A few months ago I got a request for a Halaal Trini Black Cake recipe. Those of you familiar with the permutations of the traditional Caribbean Christmas black cake (whether you call it black cake or great cake) will know that this cake is generally viewed as inextricable from its alcohol content. In fact, a visitor to this photo on Flickr felt compelled to tell me “the call it rum cake because theres some rum in it“. Grammar and spelling notwithstanding, I understood the sentiment although I had never called Mom’s Black Cake “Rum Cake” for obvious reasons…but maybe some people will think it’s sacriligeous to make this cake any other way than reeking of rum or other spirits That’s ok – I just won’t eat it that way. And this cake that Mom makes, which she agreed to share the secrets, is so rich, and moist that it is appreciated by rum cake lovers and Muslims alike.
The traditional way of making Black Cake involves mincing and soaking the fruits from up to a year before baking. Soaking in alchohol. People pride themselves on getting the fruits together earlier than their neighbours so they get the right flavours and textures. No alcohol ergo no need for soaking. We’re not fermenting anything here. The cake is supposed to be moist, dense and dark. The fruits get the moistness into the cake and Mom’s secret, from her mother, is the addition of condensed milk, which maintains helps maintain the right texture. There are NO leavening agents used in the cake – the eggs will do the necessary – and bake on low heat. With plenty browning, the cake is supposed to be black, remember.

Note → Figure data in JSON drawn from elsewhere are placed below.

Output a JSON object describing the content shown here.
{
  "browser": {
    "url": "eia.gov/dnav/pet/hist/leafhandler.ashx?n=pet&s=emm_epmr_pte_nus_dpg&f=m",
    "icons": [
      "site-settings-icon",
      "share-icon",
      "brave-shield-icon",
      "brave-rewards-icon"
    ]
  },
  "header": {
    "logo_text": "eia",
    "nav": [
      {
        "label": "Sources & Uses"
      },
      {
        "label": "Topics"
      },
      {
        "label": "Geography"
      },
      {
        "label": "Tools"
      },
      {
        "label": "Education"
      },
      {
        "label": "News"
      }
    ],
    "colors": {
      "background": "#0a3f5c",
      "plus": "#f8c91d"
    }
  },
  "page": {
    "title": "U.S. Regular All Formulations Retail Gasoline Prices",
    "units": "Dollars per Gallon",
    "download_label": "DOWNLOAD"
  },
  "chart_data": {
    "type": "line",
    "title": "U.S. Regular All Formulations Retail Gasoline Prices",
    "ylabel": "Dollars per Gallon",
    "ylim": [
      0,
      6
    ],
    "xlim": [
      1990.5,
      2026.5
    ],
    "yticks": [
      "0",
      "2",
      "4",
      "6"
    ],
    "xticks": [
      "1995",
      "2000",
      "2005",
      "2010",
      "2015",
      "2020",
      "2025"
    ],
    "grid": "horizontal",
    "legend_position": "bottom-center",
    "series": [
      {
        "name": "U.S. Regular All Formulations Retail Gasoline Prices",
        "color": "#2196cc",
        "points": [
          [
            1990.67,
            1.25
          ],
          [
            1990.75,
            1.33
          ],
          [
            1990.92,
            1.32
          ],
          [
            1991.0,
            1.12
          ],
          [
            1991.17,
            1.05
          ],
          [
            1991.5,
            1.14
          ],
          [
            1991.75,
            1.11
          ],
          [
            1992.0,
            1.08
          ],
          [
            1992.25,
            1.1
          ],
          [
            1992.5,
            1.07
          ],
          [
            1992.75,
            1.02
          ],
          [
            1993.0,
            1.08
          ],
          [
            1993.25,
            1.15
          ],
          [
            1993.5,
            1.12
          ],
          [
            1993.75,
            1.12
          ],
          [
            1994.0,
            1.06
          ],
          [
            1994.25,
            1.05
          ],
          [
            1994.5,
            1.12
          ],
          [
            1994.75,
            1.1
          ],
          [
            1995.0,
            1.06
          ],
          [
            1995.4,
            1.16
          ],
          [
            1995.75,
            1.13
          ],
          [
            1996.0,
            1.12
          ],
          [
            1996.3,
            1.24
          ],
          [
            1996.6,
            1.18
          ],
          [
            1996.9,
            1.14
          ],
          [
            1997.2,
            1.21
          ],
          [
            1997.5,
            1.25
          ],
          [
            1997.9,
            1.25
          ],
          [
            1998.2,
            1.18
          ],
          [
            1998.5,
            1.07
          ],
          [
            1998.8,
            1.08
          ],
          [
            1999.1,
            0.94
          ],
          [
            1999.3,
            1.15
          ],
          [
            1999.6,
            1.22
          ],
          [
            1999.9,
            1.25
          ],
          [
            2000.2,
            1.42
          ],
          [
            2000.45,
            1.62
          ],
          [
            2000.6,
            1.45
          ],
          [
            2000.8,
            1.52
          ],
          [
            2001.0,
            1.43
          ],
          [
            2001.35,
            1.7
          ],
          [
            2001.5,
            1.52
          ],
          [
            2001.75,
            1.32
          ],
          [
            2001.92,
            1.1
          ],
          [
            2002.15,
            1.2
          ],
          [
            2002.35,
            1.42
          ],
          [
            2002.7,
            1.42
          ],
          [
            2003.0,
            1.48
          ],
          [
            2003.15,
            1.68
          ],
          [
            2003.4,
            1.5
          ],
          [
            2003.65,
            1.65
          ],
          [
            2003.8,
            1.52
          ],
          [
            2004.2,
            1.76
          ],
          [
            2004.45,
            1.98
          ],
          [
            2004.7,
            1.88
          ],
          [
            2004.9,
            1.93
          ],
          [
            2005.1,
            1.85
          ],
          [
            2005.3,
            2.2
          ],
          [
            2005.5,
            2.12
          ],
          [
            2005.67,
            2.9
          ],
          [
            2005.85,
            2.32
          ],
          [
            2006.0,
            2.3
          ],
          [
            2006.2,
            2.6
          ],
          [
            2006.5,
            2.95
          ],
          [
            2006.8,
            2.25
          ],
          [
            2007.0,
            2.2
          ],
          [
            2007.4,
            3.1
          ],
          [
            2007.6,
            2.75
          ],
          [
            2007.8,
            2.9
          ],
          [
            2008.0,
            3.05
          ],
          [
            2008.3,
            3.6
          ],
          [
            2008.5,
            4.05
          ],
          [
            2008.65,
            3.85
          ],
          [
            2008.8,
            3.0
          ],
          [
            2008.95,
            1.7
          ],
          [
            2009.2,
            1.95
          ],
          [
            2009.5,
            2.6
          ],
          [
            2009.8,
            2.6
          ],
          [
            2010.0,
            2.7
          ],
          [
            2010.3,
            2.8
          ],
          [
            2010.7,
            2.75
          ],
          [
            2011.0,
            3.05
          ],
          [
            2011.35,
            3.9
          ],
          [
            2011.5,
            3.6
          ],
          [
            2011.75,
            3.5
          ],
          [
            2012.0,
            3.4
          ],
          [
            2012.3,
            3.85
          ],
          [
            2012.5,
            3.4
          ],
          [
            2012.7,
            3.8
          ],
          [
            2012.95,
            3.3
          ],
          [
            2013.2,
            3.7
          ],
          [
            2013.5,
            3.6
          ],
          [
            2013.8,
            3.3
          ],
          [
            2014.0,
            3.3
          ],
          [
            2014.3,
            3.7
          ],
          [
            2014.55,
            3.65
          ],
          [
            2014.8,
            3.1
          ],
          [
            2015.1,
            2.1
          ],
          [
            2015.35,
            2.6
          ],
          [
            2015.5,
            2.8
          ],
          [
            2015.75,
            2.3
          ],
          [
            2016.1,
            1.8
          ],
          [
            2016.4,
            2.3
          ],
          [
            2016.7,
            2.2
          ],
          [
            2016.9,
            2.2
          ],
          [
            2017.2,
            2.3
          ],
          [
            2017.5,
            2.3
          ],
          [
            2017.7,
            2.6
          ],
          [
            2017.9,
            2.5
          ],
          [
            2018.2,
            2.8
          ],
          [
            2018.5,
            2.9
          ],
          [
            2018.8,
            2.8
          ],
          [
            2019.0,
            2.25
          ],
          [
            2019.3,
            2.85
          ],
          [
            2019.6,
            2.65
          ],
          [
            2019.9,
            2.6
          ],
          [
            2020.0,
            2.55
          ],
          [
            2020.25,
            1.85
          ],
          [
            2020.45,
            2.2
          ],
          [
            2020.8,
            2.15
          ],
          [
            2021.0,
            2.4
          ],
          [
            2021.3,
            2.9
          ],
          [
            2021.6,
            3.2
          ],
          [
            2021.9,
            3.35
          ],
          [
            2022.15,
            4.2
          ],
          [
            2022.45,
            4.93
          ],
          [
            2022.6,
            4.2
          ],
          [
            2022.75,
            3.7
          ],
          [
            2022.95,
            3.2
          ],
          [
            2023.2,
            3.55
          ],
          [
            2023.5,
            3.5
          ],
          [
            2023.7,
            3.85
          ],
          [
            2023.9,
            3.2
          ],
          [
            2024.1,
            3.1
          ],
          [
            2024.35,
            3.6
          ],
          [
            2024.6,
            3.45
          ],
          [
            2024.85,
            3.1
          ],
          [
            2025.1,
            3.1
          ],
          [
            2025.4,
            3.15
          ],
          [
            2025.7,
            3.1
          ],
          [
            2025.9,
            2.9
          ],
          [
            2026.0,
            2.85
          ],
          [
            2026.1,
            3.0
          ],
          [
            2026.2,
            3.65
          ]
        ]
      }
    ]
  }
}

The other notable difference between a regular Black Cake and the halaal version is the timing of its baking. We (my family) don’t celebrate Christmas, so we don’t make the cake for Christmas. (That’s not to say that there aren’t Muslims who might make it around Christmas time, just not us). Mom will make it for special occasions indeed (it is a rich cake) such as Eid, or to send with me to Guyana so I have a taste of home. In fact, we still have some cake that she baked for Eid ul Fitr a month ago, that stayed, just like the alcoholic version, in the cupboard, getting moister and lovelier by the day.
Without further ado, onto the recipe.
Halaal Trini Black Cake Recipe
8 ounces margarine/butter
2 ounces shortening
8 ounces brown sugar
14 ounces flour
14 ounces condensed milk (1 395 gm tin)
1.5 cup browning
Minced fruits – 8 ounces each of prunes, raisins, dates and black currants; , 4 ounces mixed peel, 2 oz cherries
1 tsp cinnamon
1. Preheat oven to 300 degrees Fahrenheit. Grease cake tins with shortening and line with parchment or waxed paper – line bottom and sides. Mom likes to use the old Danish Butter Cookie tins, since they have covers for storage after baking.
2. Mince fruits in blender or food processor until as fine as you like it (I like it almost to a paste – I don’t like discernible bits of fruit).
1. Cream butter, shortening and sugar till fluffy.
2. Add eggs one at a time, beat well between additions.
3. Add fruits, mix well.
4. Add browning, condensed milk and cinnamon, mix well.
5. Add flour, about 2 ounces at a time, mix between each addition.
At this point, Mom will put a tablespoon of the cake batter on a saucer into the microwave to cook. Taste this to test for sweetness and of course look at the colour. Determine if you need more condensed milk or browning, or if you are in a really humid place (more than here? whew) more flour. If you think it has too much flour, addition of a little condensed milk or more browning can help balance it out.
6. Pour the batter into the prepared cake pans.
7. Bake in the oven for about an hour – until a toothpick inserted into the centre comes out clean.
Notes on Soaking the Cake
Traditionally, the Black Cake is soaked in alcohol after baking and “topped” up ever so often, which keeps it edible and moist long after the normal shelf life of cake. Mom used to soak her cake in grape juice or apple juice to mimic this process and texture. However, this won’t keep the cake. You’ll have to store it in the fridge.
However, this cake is naturally moist and it tastes better and moister after a few days. In fact, without soaking it stays moist and keeps out of the fridge for weeks. Mom currently has the cake from Eid (whatever’s left) in a container and it hasn’t been refrigerated yet. For safety, you could choose to refrigerate and then just bring to room temperature before eating (if you microwave it before eating it gets a little soft and the sweetness can be a bit over the top – but maybe you like that).